Yzalfa.
Cevaplar hiç yetmiyor, yetmiyor bu dünya…
Ortaçağ ozanları gibiyiz sanki, sanki değil öyle belki de, başkaldırdıkça kırılıyoruz her defasında.. Köroğlunu sürüyorlardı, sürüm sürüm süründürüyorlardı. Dadaloğlunu delik deşik ediyordu tüfekli ordular ovada. Bey kısmı Devlet kısmı başkaldırıyı hiç sevmiyordu, Başkaldırmakdan ziyade hakikati dillendirenleri sevmiyorlardı. İster İsevi olsun haç çıkarsın kral, İster Muhammedi olsun namaz kılsın padişah. Her biri bir Firavun gibiydi ozanlara, şairlere, dürüst gazetecilere karşı.
Doğruları haykıran ister Deniz Gezmiş olsun ister Ozan Arif. Nemrutların ateşine atılıyorlardı farklı zamanlarda farklı farklı çağlarda farklı farklı durumlarda. O yüzden hiç sevmiyorum iktidar yalakalığı yapan programları. Gazetecilerden, şairlerden, yazarlardan yalakalık yapanları kim severdi ki… Dinist düşünceliler mi, sistem böyle diyenler mi, ayak takımının amigoları mı?
Zaman değişti ancak değişmedi hiç yasalar ve kanunlar. Değişti demeyin hala aynı gerçekte. Kadılar can korkusuna, sürülme korkusuna haykıramadı gerçekleri. Mahkemeler hep maaşlıydı çünkü…İstisnalar hiç bozamadı kaideyi. Maaşlı hakim savcı mı olurdu biraz düşününce diyorum.

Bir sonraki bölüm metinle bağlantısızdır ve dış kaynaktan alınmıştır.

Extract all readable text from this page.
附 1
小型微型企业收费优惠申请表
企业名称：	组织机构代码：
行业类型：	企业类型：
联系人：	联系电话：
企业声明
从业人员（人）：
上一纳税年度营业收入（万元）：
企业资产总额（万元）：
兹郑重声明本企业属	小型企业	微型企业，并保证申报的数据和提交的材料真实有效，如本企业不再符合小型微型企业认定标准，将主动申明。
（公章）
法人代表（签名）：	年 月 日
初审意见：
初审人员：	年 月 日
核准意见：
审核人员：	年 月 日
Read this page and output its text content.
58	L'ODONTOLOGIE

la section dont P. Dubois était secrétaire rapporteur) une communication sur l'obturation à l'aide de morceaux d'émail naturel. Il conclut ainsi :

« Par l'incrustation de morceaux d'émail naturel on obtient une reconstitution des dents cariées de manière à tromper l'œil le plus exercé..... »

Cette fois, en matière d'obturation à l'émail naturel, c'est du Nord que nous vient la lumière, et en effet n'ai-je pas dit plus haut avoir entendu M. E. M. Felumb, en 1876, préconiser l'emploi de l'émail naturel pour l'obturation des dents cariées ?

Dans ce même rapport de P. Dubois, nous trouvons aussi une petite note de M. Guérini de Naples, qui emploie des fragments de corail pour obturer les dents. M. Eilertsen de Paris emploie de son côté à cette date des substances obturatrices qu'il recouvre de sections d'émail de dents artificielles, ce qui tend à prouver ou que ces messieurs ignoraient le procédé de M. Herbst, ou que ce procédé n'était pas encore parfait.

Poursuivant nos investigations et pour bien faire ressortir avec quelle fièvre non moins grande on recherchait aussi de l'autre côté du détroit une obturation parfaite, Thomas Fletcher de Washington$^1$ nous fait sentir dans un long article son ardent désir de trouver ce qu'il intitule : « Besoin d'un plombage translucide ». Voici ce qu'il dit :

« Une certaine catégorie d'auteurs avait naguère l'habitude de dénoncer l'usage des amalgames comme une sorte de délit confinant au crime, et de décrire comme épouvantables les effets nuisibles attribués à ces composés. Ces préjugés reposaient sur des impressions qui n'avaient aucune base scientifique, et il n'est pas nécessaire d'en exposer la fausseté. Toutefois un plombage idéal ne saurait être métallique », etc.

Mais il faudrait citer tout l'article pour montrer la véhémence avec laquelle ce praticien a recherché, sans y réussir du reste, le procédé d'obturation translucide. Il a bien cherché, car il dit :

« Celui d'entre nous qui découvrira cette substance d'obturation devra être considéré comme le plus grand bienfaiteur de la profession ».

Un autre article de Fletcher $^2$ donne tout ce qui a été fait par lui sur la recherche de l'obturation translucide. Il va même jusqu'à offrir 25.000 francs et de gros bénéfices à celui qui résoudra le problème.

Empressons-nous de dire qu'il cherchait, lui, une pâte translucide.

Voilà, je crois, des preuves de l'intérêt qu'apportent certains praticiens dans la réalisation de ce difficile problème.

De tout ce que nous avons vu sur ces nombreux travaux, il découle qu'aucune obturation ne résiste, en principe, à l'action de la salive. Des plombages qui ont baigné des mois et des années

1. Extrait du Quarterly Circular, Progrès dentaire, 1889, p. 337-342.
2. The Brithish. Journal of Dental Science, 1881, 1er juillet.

Aileleri var, çoluk çocukları var, korkuyorlardı beylerden devletten paşalardan lordlardan…
Maaşlı kadılar, hakimler, savcılar her devirde her coğrafyadaydı. Pir Sultan da çekti onlardan, Şeyh bilmem kimde zamanına göre.
Uğur Mumcu varmış, öldürüldü. Muhsin Yazıcıoğlu öldürüldü. Turan Dursun’u da kurşunladılar herhalde, yanılmıyorsam. Daha çok geçmedi Ankara’nın göbeğinde eski ülkücü başkanımıymış ne, adını unuttum, sanırım Sinan’dı, o da öldürüldü, Sinan Ateşti galiba adı. Kimin ayağına basmıştı bu isimler, hangi arı kovanına çomak sokmuşlardı. Fark etmiyordu öldürülenlerin düşüncesi, aidiyeti, siyaseti, dini… Dürüst insanlara tahammülü yoktu beylerin, paşaların, devlet siyasetinin.
Belki de artık yapay zekalar sağlamalı adaleti. Onlar kurulmalı savcı ve hakim koltuklarına. Hiç olmazsa korkmazlar, canları yok ki öldürülsün yapay zeka hakimler ve savcılar, aileleri yok ki eş çoluk çocuklarına zarar vermekle tehdit edilebilsinler, maaş telaşeleri de olmaz hem, sürülme korkuları da..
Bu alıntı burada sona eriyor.